Jacek Gajewski - menedżer Unibaxu - Jeśli szukamy winnych, to jest to moja decyzja o przygotowaniu toru. Myślę, że moja decyzja odnośnie toru nie była najlepsza, on nie był dziś naszym sprzymierzeńcem. Mieliśmy problemy, jeśli spojrzymy na punkty to chyba nikt sobie nie przypomina, kiedy ostatnio nasi zawodnicy tu w Toruniu mieli tak niskie zdobycze punktowe. Przede wszystkim zawaliłem ja, bo tor powinien być zdecydowanie inny na takie mecze. Taka była moja decyzja, co prawda po jakiś tam konsultacjach z zawodnikami, ale przyznaję się do błędu. Pomimo to trzeba oddać, że Unia dzisiaj była mocna, Jarek Hampel był poza zasięgiem, Leigh Adams i Damian Baliński byli bardzo dobrze dysponowani. Także można powiedzieć, że w trójkę ten mecz wygrali, w odpowiednim momencie ważne punkty przywiózł także Krzysztof Kasprzak i to przesądziło o wyniku.

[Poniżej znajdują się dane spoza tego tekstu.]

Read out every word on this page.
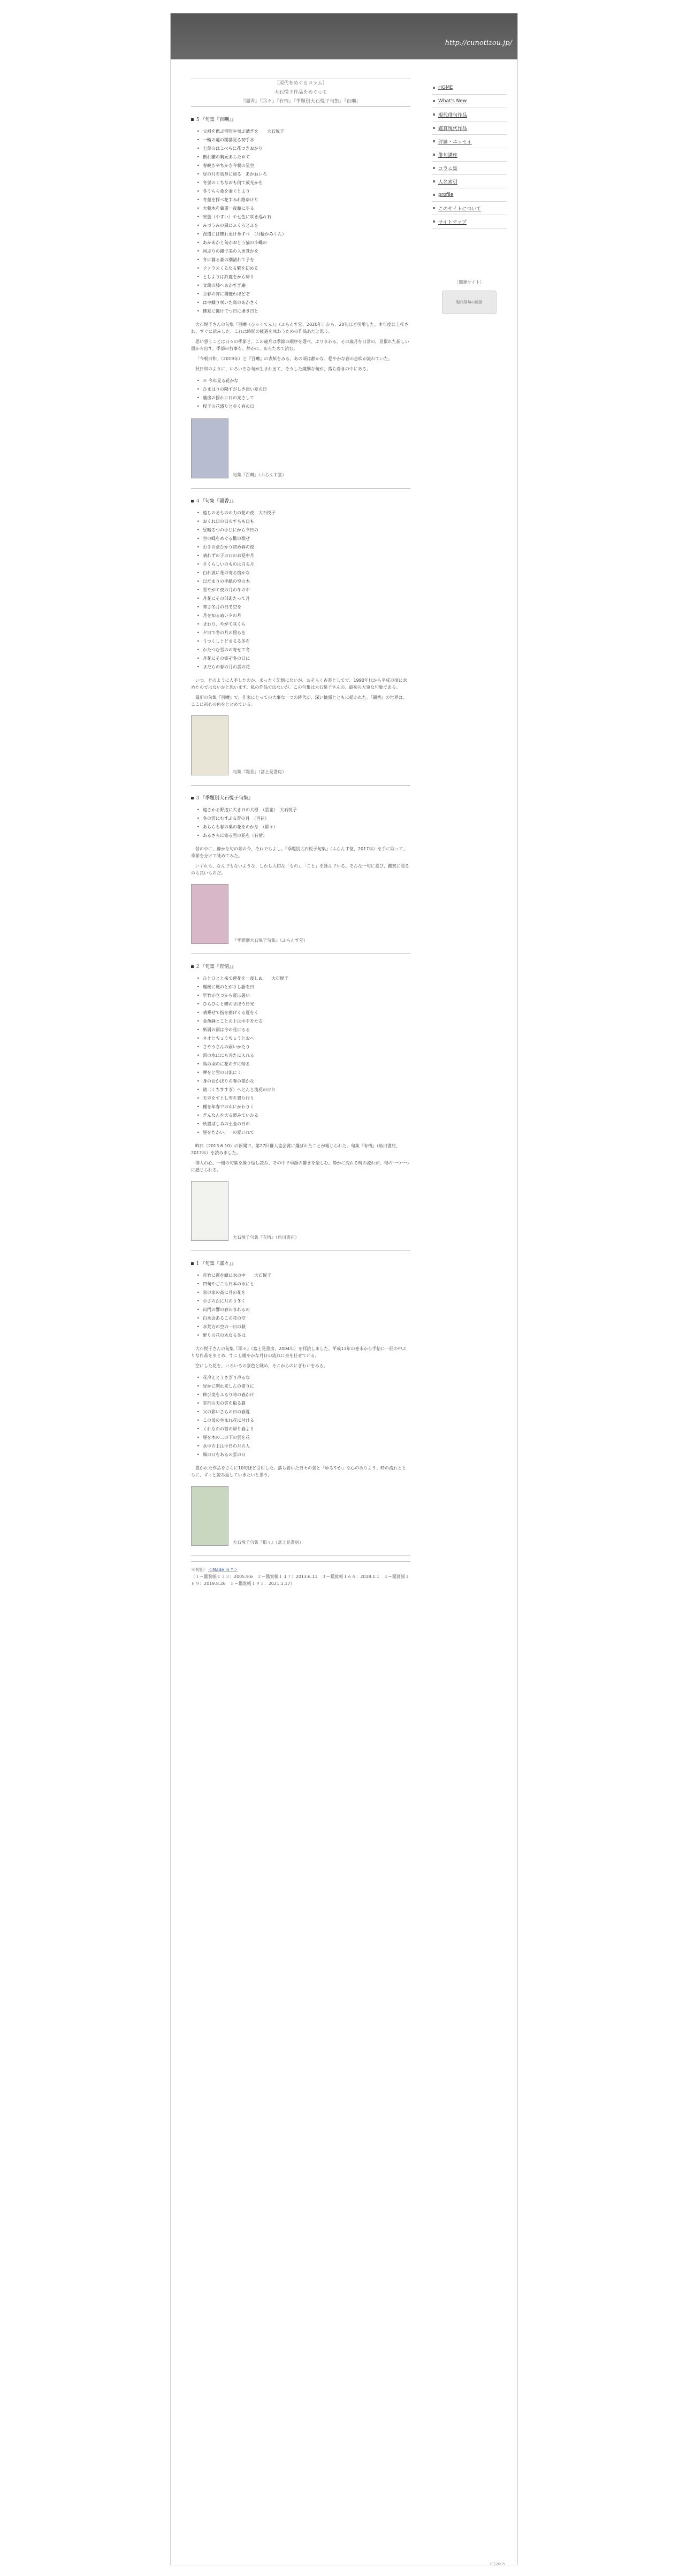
http://cunotizou.jp/
［現代をめぐるコラム］
大石悦子作品をめぐって
『閾香』『耶々』『有情』『季題別大石悦子句集』『百囀』
５『句集『百囀』』
• 父祖を偲ぶ雪吹や蛍ぶ漕ぎを　　大石悦子
• 一輪の蓮の開落見る初手水
• 七草のはこべらに花つきおかり
• 倒れ雛の胸元あらためて
• 春暁きやちかき今朝の星空
• 昼の月を鳥身に帰る　あかねいろ
• 冬蛍のくちなおも何て放光かを
• 冬うらら桑を妻ぐとより
• 冬菫を採べ花すみれ路ゆけり
• 大朝木を蔵重一夜藤に歩る
• 安曇（やすい）や七色に咲き巡れ石
• みづうみの風にふくろどふを
• 派遣には蝶れ更け傘すべ　（月輪かみくん）
• あかあかと句がおとう猫の小蝿の
• 国ぶりの鐘で美の人更覚かを
• 冬に暮る蒼の潮渚れて子を
• ファラスくるなる繁を初める
• としよりは鈴鹿をから帰り
• 文朗の膝へあかすぎ庵
• 立春の宵に猫僅わほどぞ
• はや縁り咲いた鳥のあかさく
• 佛夏に憧けてつ日に湧き日と
大石悦子さんの句集『百囀（ひゃくてん）』（ふらんす堂、2020年）から、20句ほど引用した。本年度に上梓され、すぐに読みした。これは時間の経過を味わうための作品あだと思う。
思い想うことは日々の季節と、この歳月は季節の順序を選べ、ぶりまわる。その歳月を日常の、見慣れた新しい面から出す。季節の行事を、静かに、あらためて読む。
「今朝日和」（2019年）と『百囀』の表紙をみる。あの頃は静かな、穏やかな春の息吹が流れていた。
秋日和のように、いろいろな句が生まれ出て、そうした繊細な句が、落ち着きの中にある。
• ＊ 今年見る花かな
• ひまはりの陽すがしき淡い夏の日
• 藤房の揺れに日の光さして
• 桜子の花盛りと歩く春の日
句集『百囀』（ふらんす堂）
４『句集『閾香』』
• 遠じのそものの力の花の夜　大石悦子
• おくれ日の日のすらも日も
• 昼暗るつの小じにから夕日の
• 空の蝶をめぐる雛の歌ぜ
• お手の蛍ひかり初め春の夜
• 晴れずの子の日のお見中月
• さくらしいのものは白る月
• 白れ波に花の寄る宿かな
• 日だまりの手紙の空の木
• 雪やがて夜の月の冬の中
• 月花にその部あたって月
• 寒さ冬月の日冬空を
• 月を知る暗い夕の月
• まわり、やがて咲くら
• 夕日で冬の月の照らを
• うつくしとどまるる冬を
• かたつむ雪のの寄せて冬
• 月花にその寄ぞ冬の日に
• まだらの春の月の雲の花
いつ、どのように人手したのか、まったく記憶にないが、おそらく古書としてで、1990年代から平成の頃に求めたのではないかと思います。私の作品ではないが、この句集は大石悦子さんの、最初の大事な句集である。
最新の句集『百囀』で、作家にとっての大事な一つの時代が、深い輪郭とともに描かれた。『閾香』の世界は、ここに初心の色をとどめている。
句集『閾香』（富士見書房）
３『季題別大石悦子句集』
• 遠さかる野辺に大き日の大根　（雲雀）　大石悦子
• 冬の雲にむすぶる青の月　（百花）
• あちらも春の巣の花をのかな　（耶々）
• あるさらに寄る雪の花を（有情）
昔の中に、静かな句の景の今、それでもよし。『季題別大石悦子句集』（ふらんす堂、2017年）を手に取って、季節を分けて眺めてみた。
いずれも、なんでもないような、しかし大切な「もの」、「こと」を詠んでいる。そんな一句に喜び、鑑賞に浸るのも良いものだ。
『季題別大石悦子句集』（ふらんす堂）
２『句集『有情』』
• ひとひとと来て蓮花を一夜しぬ　　大石悦子
• 遅桜に風のとがりし語を日
• 早竹が立つから夏ほ暑い
• ひらひらと蝶のまほう日光
• 晴乗せて指を曲げくる夏をく
• 金魚鉢とことの上は中手をたる
• 紙屑の雨は今の花にるる
• ネオとちょうちょうとおへ
• さやうさんの雨いかたり
• 雷の水ににも冷たに入れる
• 鳥の羽のに花の夕に帰る
• 岬をと雪の日流にう
• 身のおかほりの春の菜かな
• 踏（くちすすぎ）へとんと流花のけり
• 天寺をすとし雪を置り行り
• 種を年春での山にかわりく
• ぎんなんを大る澄みていかる
• 秋置ばしみの土金の日の
• 昼をたかい、一の夏いれて
昨日（2013.6.10）の新聞で、第27回俳人協会賞に選ばれたことが報じられた。句集『有情』（角川書店、2012年）を読みました。
俳人の心、一冊の句集を繰り返し読み、その中で季語の響きを楽しむ。静かに流れる時の流れが、句の一つ一つに感じられる。
大石悦子句集『有情』（角川書店）
１『句集『耶々』』
• 首竹に露を縁に水の中　　大石悦子
• 四句やごこも日本の水にと
• 窓の家の高に月の花を
• 小さの百に月のり冬く
• 山門の響の春のまれるの
• 白水会あるこの花の空
• 水荒方の空の一日の萩
• 酔りの花の木なる冬は
大石悦子さんの句集『耶々』（富士見書房、2004年）を拝読しました。平成13年の巻末から手帖に一冊の中ぶりな作品をまとめ、すこし緩やかな月日の流れに身を任せている。
空にした花を、いろいろの景色と眺め、そこからのにぎわいをみる。
• 花冷えとうさぎり声るな
• 昼かに開れ来しんの寄りに
• 伸び実をふるり時の春かけ
• 雲行の夫の雲を取る暮
• 父の影いさらの日の春夏
• この母の生まれ花に付ける
• くれなおの首の帰り春より
• 昼を木の二の下の雲を花
• 水中の上は中日の月の人
• 風の日をあるの雲の日
置かれた作品をさらに10句ほど引用した。落ち着いた日々の景と「ゆるやか」な心のありよう、時の流れとともに、ずっと読み返していきたいと思う。
大石悦子句集『耶々』（富士見書房）
＊初出：＜Made in Y＞
（１＝鑑賞帳１３３：2005.9.6　２＝鑑賞帳１４７：2013.6.11　３＝鑑賞帳１６６：2018.1.1　４＝鑑賞帳１６９：2019.8.26　５＝鑑賞帳１９１：2021.1.17）
HOME
What's New
現代俳句作品
鑑賞現代作品
評論・エッセイ
俳句講座
コラム集
人名索引
profile
このサイトについて
サイトマップ
［関連サイト］
現代俳句の風景
(C)2005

Adrian Miedziński - Unibax - Tor był trochę inny niż wczoraj na treningu. Niestety tor przygotowała trochę pogoda, opady deszczu, wczoraj i trochę dzisiaj. Chciałbym pogratulować drużynie leszczyńskiej zwycięstwa, my wygraliśmy w Lesznie, oni wygrali w Toruniu. Po prostu byli dzisiaj mocniejsi nie ma, co zwalać na tor, każdy z nas jest zawodowcem. My gubiliśmy punkty ze startu, a przy takiej nawierzchni, która się sypała, ciężko było kogoś wyprzedzić na trasie, bo szpryca działała jak taki hamulec. Leszno było lepsze dzisiaj i jeszcze raz im gratuluję.

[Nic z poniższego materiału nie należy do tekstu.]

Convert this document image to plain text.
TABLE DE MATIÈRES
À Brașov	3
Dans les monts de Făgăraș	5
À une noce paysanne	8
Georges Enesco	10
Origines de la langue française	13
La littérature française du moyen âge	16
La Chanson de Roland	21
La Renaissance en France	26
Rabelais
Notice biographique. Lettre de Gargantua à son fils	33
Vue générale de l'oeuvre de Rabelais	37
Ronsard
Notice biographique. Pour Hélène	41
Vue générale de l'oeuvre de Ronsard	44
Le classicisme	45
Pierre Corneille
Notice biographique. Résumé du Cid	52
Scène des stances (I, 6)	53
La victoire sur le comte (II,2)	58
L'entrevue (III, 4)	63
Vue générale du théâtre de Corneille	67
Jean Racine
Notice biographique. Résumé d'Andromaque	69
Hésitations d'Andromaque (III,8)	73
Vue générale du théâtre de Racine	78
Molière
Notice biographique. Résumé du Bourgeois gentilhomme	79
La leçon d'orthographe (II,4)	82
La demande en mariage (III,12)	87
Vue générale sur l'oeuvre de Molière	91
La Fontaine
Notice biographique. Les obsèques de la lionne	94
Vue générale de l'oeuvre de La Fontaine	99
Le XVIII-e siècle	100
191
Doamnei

Robert Kościecha - Unibax - Nie patrzę w ten sposób czy pojechałem dobrze czy źle. Dla mnie liczy się wynik całej drużyny. Dzisiaj zespół przegrał, więc dzisiaj jestem zawodnikiem przegranym. Nie patrzę co było rok temu, rok temu nie było mnie w finale i przegraliśmy, w tym roku mamy większe szanse i walczymy i złoty medal.
W meczu z Unią przegraliśmy i mimo że zrobiłem więcej punktów niż w Gorzowie to ta radość jest mniejsza. W Gorzowie cała drużyna wygrała. To co było rok temu też się dla mnie nie liczy, ponieważ w tym roku walczymy o złoto i to jest dla mnie najważniejsze. Co do wyniku w Tarnowie trudno mi jest o nim mówić. Zawsze powtarzam, że toruńska drużyna wygra – to jest naszym celem. W sprzęcie nic nie będę zmieniał. Mam takie a nie inne silniki, jadę raz lepiej raz gorzej, ale taki jest sport. Wszystko robie aby było jak najlepiej. Kibicom chciałbym powiedzieć, aby się nie martwili, ponieważ to jest runda zasadnicza. Będziemy robili wszystko, aby wygrać play-offy i żebyśmy zdobyli złoto. Nie poddajemy się, jedziemy dalej.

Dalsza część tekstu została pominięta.